Moreover, a synchronous transmission that uses a synchronizing clock emitted by the central station is embodied in either a monophase mode (that is, the circuits of the transmitter and receiver stations are synchronized at the same leading--or trailing or falling--edge of the clock signal), or a biphase mode (the transmitter and receiver station circuits are synchronized at different leading and trailing or falling edges of the clock signal).

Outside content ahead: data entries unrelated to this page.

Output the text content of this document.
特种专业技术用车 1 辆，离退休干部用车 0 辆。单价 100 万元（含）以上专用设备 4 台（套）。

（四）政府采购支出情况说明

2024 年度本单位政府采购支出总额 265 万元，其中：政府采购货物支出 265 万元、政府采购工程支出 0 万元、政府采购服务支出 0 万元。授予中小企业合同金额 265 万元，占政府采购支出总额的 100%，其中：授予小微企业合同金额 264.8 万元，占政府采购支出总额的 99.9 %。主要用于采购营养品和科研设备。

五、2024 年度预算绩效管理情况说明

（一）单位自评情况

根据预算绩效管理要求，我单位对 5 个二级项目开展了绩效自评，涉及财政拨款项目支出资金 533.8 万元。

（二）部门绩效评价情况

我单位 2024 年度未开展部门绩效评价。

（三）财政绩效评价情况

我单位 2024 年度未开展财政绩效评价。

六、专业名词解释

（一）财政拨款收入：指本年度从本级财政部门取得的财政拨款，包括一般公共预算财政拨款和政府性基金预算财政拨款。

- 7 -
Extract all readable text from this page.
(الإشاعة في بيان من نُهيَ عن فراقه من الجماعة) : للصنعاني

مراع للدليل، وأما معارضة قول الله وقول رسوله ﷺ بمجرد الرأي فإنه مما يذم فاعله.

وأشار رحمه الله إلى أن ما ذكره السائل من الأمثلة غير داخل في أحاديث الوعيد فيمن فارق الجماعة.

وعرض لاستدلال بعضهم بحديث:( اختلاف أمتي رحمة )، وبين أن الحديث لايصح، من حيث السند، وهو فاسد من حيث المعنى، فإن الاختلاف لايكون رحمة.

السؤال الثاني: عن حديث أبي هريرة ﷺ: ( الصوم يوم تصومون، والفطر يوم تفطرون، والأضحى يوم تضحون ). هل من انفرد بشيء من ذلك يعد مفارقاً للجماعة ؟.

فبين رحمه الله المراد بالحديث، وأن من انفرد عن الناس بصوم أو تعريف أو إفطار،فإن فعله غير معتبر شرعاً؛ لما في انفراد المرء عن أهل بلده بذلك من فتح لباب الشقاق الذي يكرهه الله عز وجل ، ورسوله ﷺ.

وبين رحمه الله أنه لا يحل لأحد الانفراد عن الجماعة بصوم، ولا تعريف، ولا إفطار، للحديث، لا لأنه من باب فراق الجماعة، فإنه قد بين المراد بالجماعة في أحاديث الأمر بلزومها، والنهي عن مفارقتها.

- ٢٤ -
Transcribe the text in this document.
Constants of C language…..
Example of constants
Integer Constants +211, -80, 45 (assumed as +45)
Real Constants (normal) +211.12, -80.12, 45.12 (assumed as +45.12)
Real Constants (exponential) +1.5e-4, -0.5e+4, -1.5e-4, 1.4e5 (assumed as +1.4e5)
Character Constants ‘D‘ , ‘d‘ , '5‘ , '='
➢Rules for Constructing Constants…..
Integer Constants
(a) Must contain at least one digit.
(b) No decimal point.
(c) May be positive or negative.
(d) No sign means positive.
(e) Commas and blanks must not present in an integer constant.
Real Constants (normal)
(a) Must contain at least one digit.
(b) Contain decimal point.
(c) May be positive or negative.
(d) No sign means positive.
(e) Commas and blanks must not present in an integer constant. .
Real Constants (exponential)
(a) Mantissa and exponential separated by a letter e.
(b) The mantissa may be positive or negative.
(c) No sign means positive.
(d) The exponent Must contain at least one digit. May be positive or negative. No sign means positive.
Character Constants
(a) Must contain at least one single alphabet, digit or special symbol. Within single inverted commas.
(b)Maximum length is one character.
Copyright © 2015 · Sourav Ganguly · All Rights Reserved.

Such synchronous transmissions present problems in the case of long bidirectional linkage. In fact, regardless of the clock frequency, the longer the link, the greater the phase offset of the clock signal in the peripheral station with respect to the central station, for the same pulse. As a result, in the monophase mode, it becomes rapidly impossible to adhere to the th as the line length increases. This is still more difficult given using fast technology shortens the hold time in a given state, HIGH or LOW, of the signals from the transmitter. In practical terms, this technical problem limits, the useful length of the bidirectional links to 50 cm--the back plane or "bottom of the barrel" for data processing systems. Conversely, in the case of biphase transmission from the central station, an offset of the emission of the data signal with respect to the clock signal is obtained, which makes it easy to adhere to the th but contrarily presents problems in the transmission from the peripheral station to the central station in terms of the tsu, which being very fast is not adhered to. One imperfect solution currently used comprises reducing the synchronization frequency, to the detriment of the transmission power.
Thus for high-power, relatively long bidirectional links (several meters in length), resynchronization must be done from the local clock of the receiver via a circuit known as a unifier, which not only increases the number of components (because of the use of two clocks and the unifier circuit) but also introduces a time lag. It is customary to assume that the increase in output attained is always at the cost of a delay in the routing of the data (the output is favored to the detriment of the transmission time).